Die neu ausgewiesenen Standorte in der Region Stuttgart sind zumindest bisher nicht allzu begehrt. Und einen Verlierer gibt es bereits, meint StZ-Redakteur Thomas Faltin: den Wald.

Klima/Nachhaltigkeit : Thomas Faltin (fal)

Stuttgart - Für eine abschließende Bilanz ist es noch viel zu früh. Aber eine Tendenz lässt sich ein halbes Jahr nach der Ausweisung von 41 Windkraftstandorten in der Region Stuttgart schon erkennen: Viele Flächen sind nicht so attraktiv, dass sie weggehen würden wie warme Semmeln. Das liegt vor allem an der wackligen Wirtschaftlichkeit – viele Stadtwerke lassen vorerst die Finger von der regionalen Windkraft, obwohl sie vor Lokalpatriotismus glühen. Oftmals ist der Wind einfach doch zu schwach, es drohen weitere EEG-Kürzungen, und auch die Pachtansprüche der Eigentümer steigen beträchtlich.

 

Diese Beobachtung lässt vorerst zwei Schlussfolgerungen zu. Erstens muss man zumindest in den nächsten Jahren keine Verspargelung der Region befürchten, was manche Gegner ja prophezeit haben. Wobei es aufgrund der geringen Zahl bisheriger Windkraftstandorte doch zu einer Verdoppelung kommt, von derzeit knapp 30 Windrädern auf bald wohl etwa 60. Was die weitere Zukunft bringt, ist völlig unklar – durch sinkende EEG-Einnahmen könnten die Fläche noch stärker zum Ladenhüter werden, aber durch eine verbesserte Technologie könnten auch windschwächere Standorte interessant werden.

In Lauterstein sind sieben Hektar Wald abgeholzt worden

Zweitens rächt sich aus Sicht der Windkraftbefürworter nun, dass der Regionalverband viele kleine Standorte gestrichen hat, obwohl dort Bürgerenergiegenossenschaften in den Startlöchern standen, wie in Bönnigheim oder Großbottwar. Diese Bürger hätten die Energiewende vorangetrieben, ohne nur auf den Profit zu achten.

Daneben ist jetzt schon deutlich zu erkennen, dass es einen großen Verlierer bei der Windkraft in der Region Stuttgart gibt: das ist der Wald. Fast alle neuen Standorte liegen im Wald. Es müssen dort also Bäume abgeholzt werden, wodurch wiederum die Artenvielfalt beeinträchtigt und die Freizeitqualität gemindert wird.

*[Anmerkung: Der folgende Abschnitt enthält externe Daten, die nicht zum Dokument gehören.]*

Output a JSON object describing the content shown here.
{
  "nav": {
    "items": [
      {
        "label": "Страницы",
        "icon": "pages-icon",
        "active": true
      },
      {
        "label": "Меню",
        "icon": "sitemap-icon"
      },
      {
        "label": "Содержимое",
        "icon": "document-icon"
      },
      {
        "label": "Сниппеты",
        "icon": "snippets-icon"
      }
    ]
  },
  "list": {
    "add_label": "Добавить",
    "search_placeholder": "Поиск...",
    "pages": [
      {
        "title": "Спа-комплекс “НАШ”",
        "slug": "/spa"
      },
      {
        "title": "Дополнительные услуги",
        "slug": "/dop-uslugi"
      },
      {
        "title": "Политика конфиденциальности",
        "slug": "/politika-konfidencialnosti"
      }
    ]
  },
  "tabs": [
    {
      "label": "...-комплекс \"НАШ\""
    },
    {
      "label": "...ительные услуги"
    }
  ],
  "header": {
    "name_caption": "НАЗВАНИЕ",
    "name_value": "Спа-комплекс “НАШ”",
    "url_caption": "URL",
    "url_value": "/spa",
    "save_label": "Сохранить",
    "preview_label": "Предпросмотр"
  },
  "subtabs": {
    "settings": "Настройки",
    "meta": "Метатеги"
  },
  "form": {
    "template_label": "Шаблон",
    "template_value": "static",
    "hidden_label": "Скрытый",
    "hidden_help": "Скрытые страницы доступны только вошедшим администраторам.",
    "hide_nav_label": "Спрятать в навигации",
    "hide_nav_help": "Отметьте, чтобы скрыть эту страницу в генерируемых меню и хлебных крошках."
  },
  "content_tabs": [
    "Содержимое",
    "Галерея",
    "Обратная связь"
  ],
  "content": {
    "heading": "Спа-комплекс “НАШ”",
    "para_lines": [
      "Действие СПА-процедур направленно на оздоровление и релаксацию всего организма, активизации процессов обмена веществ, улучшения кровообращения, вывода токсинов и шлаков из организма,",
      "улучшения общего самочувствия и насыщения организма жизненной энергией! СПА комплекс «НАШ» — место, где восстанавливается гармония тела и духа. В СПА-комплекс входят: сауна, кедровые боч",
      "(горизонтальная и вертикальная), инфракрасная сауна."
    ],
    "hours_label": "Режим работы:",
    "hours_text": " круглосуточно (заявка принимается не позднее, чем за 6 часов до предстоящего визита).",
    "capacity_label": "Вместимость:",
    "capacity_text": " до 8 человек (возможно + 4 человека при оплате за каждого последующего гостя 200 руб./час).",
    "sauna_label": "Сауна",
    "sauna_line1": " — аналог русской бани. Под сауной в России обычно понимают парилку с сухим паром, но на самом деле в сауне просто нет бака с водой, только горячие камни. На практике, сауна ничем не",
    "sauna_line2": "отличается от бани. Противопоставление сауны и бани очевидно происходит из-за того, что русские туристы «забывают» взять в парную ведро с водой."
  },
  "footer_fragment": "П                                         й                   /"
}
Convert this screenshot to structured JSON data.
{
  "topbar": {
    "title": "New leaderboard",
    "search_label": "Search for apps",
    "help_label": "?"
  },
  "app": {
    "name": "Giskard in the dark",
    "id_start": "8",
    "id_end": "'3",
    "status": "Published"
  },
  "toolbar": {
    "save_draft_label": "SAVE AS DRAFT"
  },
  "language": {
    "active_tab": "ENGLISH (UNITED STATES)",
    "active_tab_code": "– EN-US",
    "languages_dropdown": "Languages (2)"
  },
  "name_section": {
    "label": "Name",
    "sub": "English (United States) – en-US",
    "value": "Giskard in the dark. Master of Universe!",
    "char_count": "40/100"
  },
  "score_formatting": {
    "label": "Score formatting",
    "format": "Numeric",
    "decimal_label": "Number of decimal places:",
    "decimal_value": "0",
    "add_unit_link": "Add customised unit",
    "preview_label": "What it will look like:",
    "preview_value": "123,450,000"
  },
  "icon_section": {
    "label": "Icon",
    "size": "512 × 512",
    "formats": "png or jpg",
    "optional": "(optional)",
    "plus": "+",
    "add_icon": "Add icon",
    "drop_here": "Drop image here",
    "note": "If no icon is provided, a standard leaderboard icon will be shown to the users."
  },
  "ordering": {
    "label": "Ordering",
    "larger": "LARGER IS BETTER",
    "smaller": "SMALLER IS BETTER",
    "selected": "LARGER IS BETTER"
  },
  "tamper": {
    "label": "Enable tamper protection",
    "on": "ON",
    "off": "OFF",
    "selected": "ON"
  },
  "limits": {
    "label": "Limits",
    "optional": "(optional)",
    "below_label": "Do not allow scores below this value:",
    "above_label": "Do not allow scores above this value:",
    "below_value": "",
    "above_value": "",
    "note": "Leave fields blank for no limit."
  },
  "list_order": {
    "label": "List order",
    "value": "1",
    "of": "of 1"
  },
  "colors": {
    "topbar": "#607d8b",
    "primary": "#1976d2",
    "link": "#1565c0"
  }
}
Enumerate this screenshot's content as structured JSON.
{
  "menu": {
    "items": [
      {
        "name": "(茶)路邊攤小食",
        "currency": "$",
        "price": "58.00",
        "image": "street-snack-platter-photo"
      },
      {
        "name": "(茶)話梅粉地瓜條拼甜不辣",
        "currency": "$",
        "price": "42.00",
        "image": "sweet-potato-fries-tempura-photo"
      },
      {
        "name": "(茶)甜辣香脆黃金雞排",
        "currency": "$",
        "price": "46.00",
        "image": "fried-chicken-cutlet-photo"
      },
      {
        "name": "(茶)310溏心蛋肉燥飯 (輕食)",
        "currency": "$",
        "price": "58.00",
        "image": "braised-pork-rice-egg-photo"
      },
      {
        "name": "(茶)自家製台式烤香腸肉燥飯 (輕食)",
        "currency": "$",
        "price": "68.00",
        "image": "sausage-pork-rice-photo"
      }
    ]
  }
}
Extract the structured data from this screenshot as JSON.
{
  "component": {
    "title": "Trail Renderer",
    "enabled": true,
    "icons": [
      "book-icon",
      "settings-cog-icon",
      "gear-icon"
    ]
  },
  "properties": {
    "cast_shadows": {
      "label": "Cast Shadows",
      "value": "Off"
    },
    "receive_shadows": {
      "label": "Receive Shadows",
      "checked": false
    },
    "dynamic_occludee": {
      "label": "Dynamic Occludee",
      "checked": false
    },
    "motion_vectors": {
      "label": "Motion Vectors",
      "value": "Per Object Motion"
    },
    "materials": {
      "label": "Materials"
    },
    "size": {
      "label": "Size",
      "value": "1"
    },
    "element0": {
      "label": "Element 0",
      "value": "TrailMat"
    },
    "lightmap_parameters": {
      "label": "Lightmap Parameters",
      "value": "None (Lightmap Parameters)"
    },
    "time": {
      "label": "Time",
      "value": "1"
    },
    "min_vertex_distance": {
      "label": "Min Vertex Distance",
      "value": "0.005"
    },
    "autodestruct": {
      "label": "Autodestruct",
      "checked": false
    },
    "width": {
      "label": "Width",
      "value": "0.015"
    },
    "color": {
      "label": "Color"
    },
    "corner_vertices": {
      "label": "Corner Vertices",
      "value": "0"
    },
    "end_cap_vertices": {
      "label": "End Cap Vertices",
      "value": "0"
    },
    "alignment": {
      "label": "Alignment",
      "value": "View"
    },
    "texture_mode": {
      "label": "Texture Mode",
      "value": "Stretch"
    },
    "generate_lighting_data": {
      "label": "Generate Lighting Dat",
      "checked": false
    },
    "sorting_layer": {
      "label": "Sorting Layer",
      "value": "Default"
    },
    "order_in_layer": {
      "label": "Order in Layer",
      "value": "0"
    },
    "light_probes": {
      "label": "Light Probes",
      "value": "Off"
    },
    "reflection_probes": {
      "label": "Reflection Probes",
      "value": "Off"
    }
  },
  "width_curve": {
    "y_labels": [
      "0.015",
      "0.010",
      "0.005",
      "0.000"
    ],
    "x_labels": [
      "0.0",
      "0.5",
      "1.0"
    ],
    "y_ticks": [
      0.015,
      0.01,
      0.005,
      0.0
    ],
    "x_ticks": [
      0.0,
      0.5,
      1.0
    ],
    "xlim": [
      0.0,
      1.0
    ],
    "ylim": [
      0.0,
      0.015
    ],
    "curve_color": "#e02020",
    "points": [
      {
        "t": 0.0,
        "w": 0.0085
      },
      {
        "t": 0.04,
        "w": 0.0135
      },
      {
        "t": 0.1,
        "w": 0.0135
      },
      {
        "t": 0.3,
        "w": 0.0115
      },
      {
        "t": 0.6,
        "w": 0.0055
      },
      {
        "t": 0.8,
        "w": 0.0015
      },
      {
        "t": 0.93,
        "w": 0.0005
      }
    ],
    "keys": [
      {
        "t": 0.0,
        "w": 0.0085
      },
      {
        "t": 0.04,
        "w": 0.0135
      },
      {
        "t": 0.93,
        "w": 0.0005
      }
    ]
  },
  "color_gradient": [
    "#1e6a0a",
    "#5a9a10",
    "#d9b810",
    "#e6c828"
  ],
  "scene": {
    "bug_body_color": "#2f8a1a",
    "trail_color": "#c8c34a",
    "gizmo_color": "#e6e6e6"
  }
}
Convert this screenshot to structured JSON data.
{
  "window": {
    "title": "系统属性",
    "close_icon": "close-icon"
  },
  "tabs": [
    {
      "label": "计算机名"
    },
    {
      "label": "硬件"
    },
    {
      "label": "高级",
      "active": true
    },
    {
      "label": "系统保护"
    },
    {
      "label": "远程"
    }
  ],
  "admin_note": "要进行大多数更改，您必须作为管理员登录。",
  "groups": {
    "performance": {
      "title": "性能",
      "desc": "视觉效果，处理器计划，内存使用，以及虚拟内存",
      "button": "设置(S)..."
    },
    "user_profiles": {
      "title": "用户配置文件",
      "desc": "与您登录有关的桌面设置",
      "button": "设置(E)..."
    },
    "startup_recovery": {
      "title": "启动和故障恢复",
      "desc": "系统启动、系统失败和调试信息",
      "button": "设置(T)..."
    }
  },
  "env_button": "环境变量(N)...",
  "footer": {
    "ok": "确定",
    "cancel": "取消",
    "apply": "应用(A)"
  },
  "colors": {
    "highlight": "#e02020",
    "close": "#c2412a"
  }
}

Das war in dieser Dimension in den vierjährigen Debatten um neue Windkraftstandorte in der Region nicht abzusehen gewesen.

Nun sollte man der grün-roten Landesregierung, die die Windkraft stark fördert, sicher nicht vorwerfen, sie hätte diese Entwicklung in den Wäldern absichtlich herbeigeführt. Aber es ist nun doch so gekommen, dass der wichtigste Eigentümer des Waldes, nämlich der landeseigene Betrieb ForstBW, über die Pachterlöse deutlich davon profitiert. Vielleicht hat das ein G’schmäckle. Viel ärgerlicher aber ist, dass bei der Auswahl der Standorte scheinbar niemand darauf geachtet hat, dass nicht allein der Wald so stark belastet wird. Der Ausbau der Windkraft in der Region könnte dadurch in eine gewaltige Schieflage geraten, auch was die Akzeptanz anbetrifft.